Government’s CPI says the cost of shelter rose 4% in the past year but home prices and rents are up nearly 20%
https://asiatimes.com/-by David P. Goldman
US inflation keeps spiralling upward. Image: Screengrab / iStock
Shelter accounts for about a third of American household expenditure, and the cost of buying or renting shelter is up nearly 20% over the past year. Yet the Consumer Price Index (CPI) for shelter reported Jan. 12 by the US Bureau of Labor Statistics showed an increase of just 4.2 over the past year.
Private surveys conducted by the big rental sites, Zillow and Apartmentlist.com, show increases of 13% to 18% during 2021, and the Case-Shiller Index of US home prices jumped 18% in the year through October.
Who are you going to believe, to paraphrase Groucho Marx – the US government or your own eyes?
Part of the discrepancy involves a simple time lag. The US government looks at the present cost of housing while the private rental surveys register the cost of a new rental. It takes a while for leases to expire and new, higher-cost leases to take effect.
Changes in the Apartmentlist.com rent index predict changes in the CPI shelter index with lags up to eight months. That explains at least part of the divergence of the CPI rent inflation number from the private rental surveys.
This time, the CPI rent inflation rate of 4.2% undershot the private rental data. As old leases expire and new leases are written, the CPI index for shelter should rise by 14 percentage points. Shelter makes up 32.3% of the CPI, so 14 percentage points in the cost of shelter would add another 4.5 percentage points to the headline inflation number.
That’s an additional 4.5 percentage points on top of the 7% annual rate of CPI inflation. In other words, accurate accounting for real-world shelter costs would put consumer inflation in the US around 10% a year. And double-digit inflation would cause a market meltdown.
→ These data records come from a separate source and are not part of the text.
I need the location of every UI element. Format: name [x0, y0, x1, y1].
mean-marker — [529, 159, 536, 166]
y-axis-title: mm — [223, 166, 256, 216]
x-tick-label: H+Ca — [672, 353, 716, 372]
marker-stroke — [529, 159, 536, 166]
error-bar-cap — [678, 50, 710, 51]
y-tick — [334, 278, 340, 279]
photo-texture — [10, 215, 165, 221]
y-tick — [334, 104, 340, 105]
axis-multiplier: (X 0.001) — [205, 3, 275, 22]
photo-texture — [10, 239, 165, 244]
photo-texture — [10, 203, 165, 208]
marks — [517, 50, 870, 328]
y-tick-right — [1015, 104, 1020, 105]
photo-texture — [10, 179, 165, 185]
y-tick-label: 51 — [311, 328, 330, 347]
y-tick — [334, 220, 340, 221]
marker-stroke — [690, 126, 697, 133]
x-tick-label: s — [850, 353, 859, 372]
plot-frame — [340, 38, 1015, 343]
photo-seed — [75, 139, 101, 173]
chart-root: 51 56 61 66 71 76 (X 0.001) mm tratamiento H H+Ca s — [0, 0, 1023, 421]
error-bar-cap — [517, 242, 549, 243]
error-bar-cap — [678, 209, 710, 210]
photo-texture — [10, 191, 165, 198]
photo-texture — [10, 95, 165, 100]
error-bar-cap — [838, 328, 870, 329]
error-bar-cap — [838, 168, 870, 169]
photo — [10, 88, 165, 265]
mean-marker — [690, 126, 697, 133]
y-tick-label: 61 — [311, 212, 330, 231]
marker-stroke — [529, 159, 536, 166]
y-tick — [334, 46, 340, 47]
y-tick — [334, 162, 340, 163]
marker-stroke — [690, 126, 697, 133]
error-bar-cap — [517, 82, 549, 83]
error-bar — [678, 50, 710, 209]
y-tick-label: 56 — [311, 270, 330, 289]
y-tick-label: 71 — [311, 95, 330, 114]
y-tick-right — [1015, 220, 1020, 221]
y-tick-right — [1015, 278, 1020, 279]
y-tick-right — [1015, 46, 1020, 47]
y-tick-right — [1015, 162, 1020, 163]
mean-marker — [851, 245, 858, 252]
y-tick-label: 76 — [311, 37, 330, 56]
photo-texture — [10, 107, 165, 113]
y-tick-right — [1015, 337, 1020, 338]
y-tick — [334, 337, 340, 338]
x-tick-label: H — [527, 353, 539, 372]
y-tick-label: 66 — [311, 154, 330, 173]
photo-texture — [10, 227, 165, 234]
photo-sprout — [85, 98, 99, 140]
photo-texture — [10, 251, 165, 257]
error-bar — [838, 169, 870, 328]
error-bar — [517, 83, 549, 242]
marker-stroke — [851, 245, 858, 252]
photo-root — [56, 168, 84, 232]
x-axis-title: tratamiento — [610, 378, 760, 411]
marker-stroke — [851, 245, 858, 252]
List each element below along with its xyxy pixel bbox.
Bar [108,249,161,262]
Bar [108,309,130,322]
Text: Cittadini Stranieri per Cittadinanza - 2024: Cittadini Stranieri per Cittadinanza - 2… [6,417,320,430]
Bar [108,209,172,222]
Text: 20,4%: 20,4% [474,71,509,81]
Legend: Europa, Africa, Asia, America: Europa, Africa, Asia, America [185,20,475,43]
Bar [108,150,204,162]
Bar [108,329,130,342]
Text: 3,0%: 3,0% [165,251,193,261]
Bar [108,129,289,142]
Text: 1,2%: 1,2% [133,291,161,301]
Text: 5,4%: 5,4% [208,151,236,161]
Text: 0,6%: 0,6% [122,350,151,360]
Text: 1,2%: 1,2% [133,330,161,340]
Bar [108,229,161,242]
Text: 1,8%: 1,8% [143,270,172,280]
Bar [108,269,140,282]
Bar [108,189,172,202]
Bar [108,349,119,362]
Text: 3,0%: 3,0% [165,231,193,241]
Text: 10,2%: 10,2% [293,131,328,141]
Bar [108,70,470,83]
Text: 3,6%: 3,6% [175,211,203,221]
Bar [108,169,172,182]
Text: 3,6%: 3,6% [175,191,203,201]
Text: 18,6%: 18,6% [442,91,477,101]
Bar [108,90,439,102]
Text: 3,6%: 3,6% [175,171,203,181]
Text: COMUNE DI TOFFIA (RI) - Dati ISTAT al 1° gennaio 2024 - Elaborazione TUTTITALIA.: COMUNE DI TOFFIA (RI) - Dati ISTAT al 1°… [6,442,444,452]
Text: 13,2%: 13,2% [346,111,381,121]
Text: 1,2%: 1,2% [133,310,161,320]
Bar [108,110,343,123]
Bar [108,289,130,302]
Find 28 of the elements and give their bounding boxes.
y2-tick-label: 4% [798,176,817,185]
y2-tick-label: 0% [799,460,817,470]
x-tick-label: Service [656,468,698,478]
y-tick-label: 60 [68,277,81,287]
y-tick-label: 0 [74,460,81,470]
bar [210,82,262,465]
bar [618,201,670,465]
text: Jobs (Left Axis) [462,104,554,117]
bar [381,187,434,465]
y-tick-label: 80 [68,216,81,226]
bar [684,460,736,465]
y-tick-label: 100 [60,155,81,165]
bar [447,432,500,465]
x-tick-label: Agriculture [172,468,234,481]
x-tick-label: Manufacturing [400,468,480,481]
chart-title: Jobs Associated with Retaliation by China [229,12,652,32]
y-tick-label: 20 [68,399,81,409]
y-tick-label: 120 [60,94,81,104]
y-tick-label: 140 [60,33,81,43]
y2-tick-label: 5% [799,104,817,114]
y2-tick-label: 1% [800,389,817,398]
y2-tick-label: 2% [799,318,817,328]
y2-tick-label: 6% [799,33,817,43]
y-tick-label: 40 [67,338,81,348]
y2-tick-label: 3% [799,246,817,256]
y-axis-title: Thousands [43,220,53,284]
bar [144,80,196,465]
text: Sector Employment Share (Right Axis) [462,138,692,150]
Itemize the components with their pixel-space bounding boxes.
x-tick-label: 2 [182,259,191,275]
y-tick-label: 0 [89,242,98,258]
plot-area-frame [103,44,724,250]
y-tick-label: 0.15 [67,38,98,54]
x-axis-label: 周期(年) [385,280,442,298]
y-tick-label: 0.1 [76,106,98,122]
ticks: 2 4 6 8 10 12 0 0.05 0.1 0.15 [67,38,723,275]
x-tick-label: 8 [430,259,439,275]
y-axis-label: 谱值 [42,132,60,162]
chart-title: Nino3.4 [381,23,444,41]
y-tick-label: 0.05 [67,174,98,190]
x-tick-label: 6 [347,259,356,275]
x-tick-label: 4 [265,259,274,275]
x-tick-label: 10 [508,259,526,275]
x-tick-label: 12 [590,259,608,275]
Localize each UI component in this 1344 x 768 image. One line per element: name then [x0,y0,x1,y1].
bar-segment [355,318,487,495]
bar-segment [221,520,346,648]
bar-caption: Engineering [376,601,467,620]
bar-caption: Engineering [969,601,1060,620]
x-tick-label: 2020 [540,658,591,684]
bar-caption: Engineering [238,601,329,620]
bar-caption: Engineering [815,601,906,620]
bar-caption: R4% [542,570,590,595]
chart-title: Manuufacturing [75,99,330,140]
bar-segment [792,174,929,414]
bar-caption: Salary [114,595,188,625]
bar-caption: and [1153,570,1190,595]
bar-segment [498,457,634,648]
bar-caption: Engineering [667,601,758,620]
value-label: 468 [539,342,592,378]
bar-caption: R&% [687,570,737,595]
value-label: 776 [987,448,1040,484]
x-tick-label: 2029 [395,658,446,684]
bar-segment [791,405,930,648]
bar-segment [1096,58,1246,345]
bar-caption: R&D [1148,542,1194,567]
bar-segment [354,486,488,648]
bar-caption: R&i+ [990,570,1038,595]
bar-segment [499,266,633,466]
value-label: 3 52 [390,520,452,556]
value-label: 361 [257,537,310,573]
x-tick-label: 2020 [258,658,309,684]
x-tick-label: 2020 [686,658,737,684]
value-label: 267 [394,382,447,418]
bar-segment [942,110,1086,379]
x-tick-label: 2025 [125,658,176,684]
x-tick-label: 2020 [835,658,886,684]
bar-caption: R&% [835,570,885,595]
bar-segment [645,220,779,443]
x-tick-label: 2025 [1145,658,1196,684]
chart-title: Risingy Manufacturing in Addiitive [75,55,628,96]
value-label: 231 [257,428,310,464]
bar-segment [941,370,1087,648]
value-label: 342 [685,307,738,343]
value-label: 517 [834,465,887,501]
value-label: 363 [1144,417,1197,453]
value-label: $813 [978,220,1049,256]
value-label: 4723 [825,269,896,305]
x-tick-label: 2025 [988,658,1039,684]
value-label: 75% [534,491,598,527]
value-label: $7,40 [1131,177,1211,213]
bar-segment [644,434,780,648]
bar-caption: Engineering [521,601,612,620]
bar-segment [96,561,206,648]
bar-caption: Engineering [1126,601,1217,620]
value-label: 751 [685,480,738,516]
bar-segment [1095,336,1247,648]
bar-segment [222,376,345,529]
There’s no sign of relief in cost pressures on business. Transport costs have been rising at an annual rate of 30% to 50% for most of the past year.
Average hourly earnings rose 4.7% year-on-year, the highest since the series began in 2007. With inflation at 7% (as we just saw, even higher) that represents a 2.3% annualized pay cut, so workers are demanding more pay.
The probability is that inflation will run closer to 10% than 5% for the first half of 2022, pushing the Fed to tighten more than investors now expect.